In an interview with the News Letter this week, Mr Robinson said: “I think that the Executive has got a very poor press.
“There are commentators and others who almost use the word ‘Assembly’ along with ‘lack of delivery’, which is completely untrue.
“I think that we have a job to do and you’ll probably see it being done over the next few weeks and months where the Executive will be making much more of an issue of what it is delivering so that people are aware of the work that we are doing.”
However, in a speech to the UUP’s Limavady branch last night, UUP chief whip Mr Swann said that the Executive could not just blame the media for its problems.
Earlier this year it emerged that press offices in the Executive’s 12 departments employ 161 staff at an annual cost of £5 million.
Mr Swann said that “spin” could not mask the Executive’s failings.
“The Ulster Unionist Party will continue to praise the Executive when it performs, but when it does not we will point it out in the strongest terms,” he said.
In his speech yesterday the DUP Finance Minister delivered a series of trademark jokes at the expense of his Sinn Fein colleagues in the Executive.
After telling the party faithful that Martin McGuinness was looking forward to the Brits Awards in Londonderry next year, he said: “The other person, he and I have quarrelled all the time – it’s well known that we spark off each other – and that’s the Education Minister, Mr O’Dowd; the happy face of Sinn Fein.”
In a reference to Health Minister Edwin Poots’ decision to fire a shotgun out of his farmhouse window at a late-night intruder, he added: “The kind of boy that you’d love to send to Edwin Poots’ farmyard for a walk about 12 o’clock at night.”

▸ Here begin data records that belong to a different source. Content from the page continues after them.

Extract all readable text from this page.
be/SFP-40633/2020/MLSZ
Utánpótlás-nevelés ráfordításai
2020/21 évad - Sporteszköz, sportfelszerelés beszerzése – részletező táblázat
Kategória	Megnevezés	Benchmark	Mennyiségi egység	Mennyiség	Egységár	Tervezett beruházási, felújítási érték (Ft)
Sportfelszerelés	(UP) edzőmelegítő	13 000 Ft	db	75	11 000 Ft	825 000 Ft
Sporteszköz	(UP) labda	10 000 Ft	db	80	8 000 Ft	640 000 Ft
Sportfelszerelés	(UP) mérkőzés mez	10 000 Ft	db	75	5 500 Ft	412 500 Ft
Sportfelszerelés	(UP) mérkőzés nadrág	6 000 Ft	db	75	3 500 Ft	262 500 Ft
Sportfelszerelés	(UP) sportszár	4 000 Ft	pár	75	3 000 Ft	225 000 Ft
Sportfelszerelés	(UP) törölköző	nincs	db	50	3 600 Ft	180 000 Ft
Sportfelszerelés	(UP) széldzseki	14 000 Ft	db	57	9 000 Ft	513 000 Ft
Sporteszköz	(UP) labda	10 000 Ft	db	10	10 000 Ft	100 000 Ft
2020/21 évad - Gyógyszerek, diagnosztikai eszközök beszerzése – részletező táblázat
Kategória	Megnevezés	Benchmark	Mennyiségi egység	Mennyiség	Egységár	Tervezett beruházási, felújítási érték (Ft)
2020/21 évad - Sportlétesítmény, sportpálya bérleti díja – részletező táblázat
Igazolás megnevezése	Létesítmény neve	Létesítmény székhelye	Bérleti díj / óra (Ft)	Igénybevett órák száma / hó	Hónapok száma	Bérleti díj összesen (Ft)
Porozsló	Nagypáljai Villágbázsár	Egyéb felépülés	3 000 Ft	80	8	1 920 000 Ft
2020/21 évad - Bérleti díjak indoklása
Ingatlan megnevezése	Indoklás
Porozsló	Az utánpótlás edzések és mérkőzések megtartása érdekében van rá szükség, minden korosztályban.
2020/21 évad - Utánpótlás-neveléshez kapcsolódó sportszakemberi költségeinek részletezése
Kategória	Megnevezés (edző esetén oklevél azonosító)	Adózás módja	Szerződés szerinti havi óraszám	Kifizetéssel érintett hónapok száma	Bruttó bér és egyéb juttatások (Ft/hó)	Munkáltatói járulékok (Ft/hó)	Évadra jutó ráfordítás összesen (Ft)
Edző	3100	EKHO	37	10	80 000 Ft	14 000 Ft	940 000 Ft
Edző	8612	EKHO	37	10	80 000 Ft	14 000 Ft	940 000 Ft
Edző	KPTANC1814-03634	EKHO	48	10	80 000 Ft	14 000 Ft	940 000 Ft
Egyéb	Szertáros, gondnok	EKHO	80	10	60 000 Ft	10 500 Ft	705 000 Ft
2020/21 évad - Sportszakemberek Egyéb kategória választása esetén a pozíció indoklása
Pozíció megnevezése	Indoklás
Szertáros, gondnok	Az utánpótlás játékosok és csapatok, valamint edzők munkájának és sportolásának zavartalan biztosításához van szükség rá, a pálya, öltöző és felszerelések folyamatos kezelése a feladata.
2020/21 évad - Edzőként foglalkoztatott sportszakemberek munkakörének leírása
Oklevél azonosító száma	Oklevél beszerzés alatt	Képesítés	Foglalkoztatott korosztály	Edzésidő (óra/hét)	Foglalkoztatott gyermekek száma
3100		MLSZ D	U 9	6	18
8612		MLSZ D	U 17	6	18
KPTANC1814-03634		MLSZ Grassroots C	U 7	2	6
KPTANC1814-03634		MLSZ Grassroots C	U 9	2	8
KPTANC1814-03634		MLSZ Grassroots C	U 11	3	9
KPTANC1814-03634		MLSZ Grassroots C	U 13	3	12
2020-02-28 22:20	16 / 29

After roars of laughter, he added: “The other two Sinn Fein ministers are two women, I can’t remember their names but their sister’s called Cinderella, I know that much... Danny Kennedy told me that one by the way.”
He said that “Conor Murphy lost his job in the Executive and of course we all know he wants to get a job on the Equality Commission” before adding seriously: “Isn’t it strange that the people who speak most about equality are the people who practice it least?

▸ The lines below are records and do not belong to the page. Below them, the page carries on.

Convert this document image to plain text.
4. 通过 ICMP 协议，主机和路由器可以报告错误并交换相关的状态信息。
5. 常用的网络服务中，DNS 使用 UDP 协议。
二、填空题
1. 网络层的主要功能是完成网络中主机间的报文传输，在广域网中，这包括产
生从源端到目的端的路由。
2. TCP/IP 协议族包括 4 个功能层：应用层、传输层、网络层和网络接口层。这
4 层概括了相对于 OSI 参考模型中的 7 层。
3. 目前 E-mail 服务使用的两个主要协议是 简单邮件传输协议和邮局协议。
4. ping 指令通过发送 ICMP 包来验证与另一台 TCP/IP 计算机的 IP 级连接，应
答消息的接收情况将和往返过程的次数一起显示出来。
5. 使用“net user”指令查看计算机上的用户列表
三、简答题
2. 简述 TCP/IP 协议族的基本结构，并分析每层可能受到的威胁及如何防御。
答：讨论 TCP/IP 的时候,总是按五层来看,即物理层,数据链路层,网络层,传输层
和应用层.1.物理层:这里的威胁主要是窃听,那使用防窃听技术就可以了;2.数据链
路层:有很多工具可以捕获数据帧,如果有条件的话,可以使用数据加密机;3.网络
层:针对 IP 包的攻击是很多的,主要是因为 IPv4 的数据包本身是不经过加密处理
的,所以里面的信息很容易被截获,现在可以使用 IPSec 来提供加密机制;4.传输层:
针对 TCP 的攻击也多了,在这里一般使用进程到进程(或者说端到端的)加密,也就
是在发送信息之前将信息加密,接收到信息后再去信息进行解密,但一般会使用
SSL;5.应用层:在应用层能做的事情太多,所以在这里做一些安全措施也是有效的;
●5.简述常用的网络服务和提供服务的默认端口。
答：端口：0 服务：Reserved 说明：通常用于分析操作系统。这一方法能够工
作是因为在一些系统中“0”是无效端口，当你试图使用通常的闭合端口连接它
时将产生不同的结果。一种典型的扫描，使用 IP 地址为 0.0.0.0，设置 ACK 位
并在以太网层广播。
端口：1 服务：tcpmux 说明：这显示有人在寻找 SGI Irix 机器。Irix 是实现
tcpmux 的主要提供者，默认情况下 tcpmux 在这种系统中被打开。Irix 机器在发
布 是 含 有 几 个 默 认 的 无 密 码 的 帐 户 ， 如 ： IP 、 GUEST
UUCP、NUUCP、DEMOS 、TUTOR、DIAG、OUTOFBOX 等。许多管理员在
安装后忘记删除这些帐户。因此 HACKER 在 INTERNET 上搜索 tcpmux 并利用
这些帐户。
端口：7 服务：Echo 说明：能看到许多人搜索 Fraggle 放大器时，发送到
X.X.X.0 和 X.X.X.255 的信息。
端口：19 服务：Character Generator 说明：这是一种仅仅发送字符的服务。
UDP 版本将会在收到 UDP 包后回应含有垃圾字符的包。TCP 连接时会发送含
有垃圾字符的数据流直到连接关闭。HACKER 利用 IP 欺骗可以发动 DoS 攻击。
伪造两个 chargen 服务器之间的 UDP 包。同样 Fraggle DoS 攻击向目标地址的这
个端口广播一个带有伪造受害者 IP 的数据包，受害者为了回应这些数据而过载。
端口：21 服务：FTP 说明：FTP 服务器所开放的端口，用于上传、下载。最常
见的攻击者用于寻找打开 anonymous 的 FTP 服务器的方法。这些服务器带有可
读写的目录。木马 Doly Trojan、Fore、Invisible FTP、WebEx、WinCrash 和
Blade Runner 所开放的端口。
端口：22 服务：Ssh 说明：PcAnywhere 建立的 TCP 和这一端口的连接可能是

“No DUP minister has ever had a case against them for discrimination because as far as we’re concerned, we will get the people who can do the job.”
He also joked that UUP minister Danny Kennedy had with his Belfast bus lanes brought traffic to a standstill in a way which the combined forces of unionism had failed to do in 1985 when protesting against the Anglo-Irish Agreement.
“Every conceivable organisation on the unionist side, in protest against the Anglo Irish Agreement, sought to bring Belfast to a halt – and we failed.
“And one man, with a piece of roads legislation, and a bucket of paint hasn’t done it for one day: He’s done it for months. He’s now the pinup boy of the Lisburn traders because he’s sent all the shoppers down the road to them.”